Baromètre Day One : les jeunes ont fait le mercato de 2021
Le baromètre Day One, relatif aux mouvements d’associés dans les cabinets d’avocats d’affaires en France en 2021, vient juste de paraître. L’occasion de mener une analyse chiffrée et détaillée du mercato de l’année passée, animé en partie par les collaborateurs ayant accédé au partnership en changeant de structure.
L’année 2021 a-t-elle été un nouveau record des mouvements des associés de cabinets d’avocats d’affaires ? Pas vraiment.

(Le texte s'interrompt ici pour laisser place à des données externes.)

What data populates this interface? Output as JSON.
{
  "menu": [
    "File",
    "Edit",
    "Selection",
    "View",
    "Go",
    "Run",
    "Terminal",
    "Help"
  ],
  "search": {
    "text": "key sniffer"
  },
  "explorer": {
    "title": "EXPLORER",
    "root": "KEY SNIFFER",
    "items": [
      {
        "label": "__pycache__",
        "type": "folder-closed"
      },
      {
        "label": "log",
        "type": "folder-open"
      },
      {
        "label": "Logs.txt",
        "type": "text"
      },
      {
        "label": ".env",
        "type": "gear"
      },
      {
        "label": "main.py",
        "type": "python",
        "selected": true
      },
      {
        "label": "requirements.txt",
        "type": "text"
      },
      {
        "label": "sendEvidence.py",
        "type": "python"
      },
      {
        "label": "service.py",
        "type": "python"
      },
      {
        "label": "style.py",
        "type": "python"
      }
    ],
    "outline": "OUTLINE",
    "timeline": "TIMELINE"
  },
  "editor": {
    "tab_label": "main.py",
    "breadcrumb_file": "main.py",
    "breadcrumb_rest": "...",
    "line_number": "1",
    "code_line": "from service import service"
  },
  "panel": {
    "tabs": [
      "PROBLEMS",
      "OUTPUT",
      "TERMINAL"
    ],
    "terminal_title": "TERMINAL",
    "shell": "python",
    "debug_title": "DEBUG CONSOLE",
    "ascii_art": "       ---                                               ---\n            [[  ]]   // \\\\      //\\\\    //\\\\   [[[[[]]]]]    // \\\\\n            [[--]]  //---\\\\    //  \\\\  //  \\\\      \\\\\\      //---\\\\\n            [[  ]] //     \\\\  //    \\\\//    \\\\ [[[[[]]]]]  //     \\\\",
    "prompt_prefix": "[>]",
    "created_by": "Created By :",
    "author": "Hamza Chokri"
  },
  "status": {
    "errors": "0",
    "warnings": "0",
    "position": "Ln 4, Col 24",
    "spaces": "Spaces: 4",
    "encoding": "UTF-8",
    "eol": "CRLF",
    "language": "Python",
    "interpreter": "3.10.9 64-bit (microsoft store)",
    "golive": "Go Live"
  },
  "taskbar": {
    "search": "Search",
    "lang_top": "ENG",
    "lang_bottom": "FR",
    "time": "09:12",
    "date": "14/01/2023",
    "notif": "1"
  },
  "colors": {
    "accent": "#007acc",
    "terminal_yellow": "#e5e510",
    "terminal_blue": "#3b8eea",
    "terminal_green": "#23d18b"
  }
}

Jérôme Rusak, associé du cabinet Day One qui pilote le baromètre depuis seize ans, évoque plutôt un « plateau », avec 305 mouvements recensés sur le marché français. « C’est quasiment exactement le même volume qu’en 2020, où 307 mouvements avaient été comptabilisés, retrace-t-il. Depuis 2019, les statistiques dépassent la barre des 300, alors que le plafond se situait plutôt autour de 230 mouvements annuels il y a dix ans ».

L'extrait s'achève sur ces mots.